Melting sea ice in Antarctica causes ocean storms, scientists say

The record-breaking retreat of Antarctic sea ice in 2023 has led to more frequent storms over newly exposed parts of the Southern Ocean, according to a study published Wednesday.

Scientists know that the loss of Antarctic sea ice can diminish penguin numbers, cause ice shelves to melt in warmer waters, and impede the Southern Ocean from absorbing carbon dioxide.

But this new research, published in the peer-reviewed journal Nature, explores another consequence: increased heat loss from the ocean to the atmosphere, and an associated rise in storms.

Since 2016 there has been a large-scale reduction in Antarctic sea ice, but nothing like 2023 when a record amount failed to reform over the winter.
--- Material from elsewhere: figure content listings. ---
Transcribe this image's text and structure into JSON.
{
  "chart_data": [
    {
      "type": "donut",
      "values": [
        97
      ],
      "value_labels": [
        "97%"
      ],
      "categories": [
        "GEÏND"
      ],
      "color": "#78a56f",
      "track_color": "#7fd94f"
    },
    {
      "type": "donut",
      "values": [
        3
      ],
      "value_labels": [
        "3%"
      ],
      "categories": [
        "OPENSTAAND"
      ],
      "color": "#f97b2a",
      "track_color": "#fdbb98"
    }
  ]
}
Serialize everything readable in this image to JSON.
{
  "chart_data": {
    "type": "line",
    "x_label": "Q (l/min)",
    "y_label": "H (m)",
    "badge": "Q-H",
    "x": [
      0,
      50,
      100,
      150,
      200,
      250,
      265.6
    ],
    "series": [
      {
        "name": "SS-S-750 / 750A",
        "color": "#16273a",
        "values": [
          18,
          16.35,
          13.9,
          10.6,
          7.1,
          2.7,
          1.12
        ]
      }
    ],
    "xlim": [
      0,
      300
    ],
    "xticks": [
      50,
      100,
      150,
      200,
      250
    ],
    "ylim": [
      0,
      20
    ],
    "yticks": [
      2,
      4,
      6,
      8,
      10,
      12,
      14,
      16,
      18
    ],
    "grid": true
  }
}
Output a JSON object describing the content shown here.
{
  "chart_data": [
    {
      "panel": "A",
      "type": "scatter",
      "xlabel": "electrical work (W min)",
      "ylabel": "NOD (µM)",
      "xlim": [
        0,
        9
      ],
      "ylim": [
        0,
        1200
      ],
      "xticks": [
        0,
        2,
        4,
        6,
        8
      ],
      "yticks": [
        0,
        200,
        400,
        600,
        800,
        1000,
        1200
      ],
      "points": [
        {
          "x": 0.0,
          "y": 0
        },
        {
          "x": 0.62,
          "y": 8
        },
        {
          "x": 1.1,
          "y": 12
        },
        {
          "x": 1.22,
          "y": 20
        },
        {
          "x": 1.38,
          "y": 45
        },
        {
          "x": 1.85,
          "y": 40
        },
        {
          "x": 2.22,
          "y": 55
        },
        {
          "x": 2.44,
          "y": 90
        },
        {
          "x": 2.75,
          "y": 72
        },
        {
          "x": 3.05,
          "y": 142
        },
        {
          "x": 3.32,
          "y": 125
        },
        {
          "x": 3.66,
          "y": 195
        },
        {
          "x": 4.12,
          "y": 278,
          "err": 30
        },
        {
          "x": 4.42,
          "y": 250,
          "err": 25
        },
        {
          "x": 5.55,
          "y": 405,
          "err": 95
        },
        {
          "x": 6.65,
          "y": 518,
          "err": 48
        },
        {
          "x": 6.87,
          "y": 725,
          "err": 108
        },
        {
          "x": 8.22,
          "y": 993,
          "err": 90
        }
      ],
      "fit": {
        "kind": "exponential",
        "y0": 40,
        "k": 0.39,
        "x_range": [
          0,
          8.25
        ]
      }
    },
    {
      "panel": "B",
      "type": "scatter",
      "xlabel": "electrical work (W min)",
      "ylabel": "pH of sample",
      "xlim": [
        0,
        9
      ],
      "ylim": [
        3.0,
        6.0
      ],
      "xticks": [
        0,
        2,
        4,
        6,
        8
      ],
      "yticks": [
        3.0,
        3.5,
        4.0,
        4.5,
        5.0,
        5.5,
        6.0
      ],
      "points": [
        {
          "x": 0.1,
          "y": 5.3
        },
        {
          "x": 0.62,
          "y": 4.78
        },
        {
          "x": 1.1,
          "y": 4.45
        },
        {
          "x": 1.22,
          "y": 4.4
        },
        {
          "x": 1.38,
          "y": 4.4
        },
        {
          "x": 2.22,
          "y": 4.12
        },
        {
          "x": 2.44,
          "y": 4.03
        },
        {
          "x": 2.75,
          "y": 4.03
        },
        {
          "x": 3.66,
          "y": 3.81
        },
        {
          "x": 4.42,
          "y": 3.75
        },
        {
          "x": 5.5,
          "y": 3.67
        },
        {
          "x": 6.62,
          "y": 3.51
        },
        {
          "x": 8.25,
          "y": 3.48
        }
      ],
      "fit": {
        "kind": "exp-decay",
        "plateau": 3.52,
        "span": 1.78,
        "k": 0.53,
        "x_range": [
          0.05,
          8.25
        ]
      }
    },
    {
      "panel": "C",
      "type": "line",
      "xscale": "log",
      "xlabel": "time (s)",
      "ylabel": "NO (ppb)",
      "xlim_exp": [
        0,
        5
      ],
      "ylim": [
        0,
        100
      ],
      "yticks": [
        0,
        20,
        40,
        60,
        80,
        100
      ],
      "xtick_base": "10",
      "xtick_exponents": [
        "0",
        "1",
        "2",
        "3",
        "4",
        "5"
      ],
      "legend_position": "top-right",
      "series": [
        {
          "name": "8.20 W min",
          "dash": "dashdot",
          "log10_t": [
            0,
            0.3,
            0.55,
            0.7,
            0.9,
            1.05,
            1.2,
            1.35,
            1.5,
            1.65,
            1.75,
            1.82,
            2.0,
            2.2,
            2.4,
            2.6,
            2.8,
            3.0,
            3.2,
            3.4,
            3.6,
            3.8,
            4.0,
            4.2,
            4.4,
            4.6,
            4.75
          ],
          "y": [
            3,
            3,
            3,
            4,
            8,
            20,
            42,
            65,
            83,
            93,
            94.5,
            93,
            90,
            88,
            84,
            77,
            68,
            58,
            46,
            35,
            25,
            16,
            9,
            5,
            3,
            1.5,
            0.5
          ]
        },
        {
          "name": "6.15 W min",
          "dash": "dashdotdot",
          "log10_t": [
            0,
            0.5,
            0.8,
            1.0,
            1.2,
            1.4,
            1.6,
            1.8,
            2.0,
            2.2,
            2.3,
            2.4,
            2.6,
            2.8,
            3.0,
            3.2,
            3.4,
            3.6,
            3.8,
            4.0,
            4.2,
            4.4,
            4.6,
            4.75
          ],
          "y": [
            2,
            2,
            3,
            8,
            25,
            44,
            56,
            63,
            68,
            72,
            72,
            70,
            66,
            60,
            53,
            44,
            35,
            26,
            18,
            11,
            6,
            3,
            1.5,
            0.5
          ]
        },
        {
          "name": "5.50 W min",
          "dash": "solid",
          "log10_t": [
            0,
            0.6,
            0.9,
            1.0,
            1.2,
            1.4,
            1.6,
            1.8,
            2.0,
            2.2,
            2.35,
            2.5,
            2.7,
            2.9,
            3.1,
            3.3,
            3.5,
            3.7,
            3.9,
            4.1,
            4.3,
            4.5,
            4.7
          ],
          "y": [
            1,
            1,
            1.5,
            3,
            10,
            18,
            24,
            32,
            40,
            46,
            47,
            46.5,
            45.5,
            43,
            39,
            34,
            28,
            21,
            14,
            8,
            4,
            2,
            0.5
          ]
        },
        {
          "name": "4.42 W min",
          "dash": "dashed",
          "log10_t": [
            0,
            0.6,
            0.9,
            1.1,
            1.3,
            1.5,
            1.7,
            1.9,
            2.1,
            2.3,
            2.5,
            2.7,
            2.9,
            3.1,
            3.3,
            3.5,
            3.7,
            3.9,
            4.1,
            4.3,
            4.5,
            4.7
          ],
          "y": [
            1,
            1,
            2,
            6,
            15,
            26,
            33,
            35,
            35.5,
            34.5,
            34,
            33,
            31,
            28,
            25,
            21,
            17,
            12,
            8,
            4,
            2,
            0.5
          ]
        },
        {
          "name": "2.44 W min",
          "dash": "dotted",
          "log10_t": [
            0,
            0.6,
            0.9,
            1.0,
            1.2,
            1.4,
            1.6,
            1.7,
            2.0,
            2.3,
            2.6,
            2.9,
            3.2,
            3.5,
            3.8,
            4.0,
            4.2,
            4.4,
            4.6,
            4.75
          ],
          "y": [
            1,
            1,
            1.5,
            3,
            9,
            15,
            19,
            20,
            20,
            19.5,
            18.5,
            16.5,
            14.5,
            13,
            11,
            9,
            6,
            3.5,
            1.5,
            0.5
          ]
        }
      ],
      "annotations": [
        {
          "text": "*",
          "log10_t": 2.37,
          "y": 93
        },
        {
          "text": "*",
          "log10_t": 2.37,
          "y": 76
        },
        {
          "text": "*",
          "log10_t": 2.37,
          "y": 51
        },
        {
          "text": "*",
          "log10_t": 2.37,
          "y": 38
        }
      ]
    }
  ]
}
For this study, Simon Josey of the UK's National Oceanography Centre and colleagues focussed on three regions that experienced unusually high levels of sea-ice retreat that year.

Using satellite imagery, ocean and atmospheric data, and wind and temperature measurements, they found some newly ice-free areas experienced double the heat loss compared to a stabler period before 2015.

This was accompanied by "increases in atmospheric-storm frequency" over previously ice-covered regions, the authors found.

"In the sea-ice-decline regions, the June–July storm frequency has increased by up to 7 days per month in 2023 relative to 1990–2015."

The loss of heat caused by reduced sea ice could have implications for how the ocean circulates and the wider climate system, the study added.

Oceans are a crucial climate regulator and carbon sink, storing more than 90 per cent of the excess heat trapped near Earth's surface by greenhouse gas emissions.

In particular, sea-ice retreat could mean changes in how a deeper layer of cold, dense Antarctic bottom water absorbs and stores heat.

The authors said further in-depth analysis of possible climate impacts was needed, including if sea-ice retreat could have even further-reaching consequences.

"Repeated low ice-cover conditions in subsequent winters will strengthen these impacts and are also likely to lead to profound changes further afield, including the tropics and the Northern Hemisphere," it said.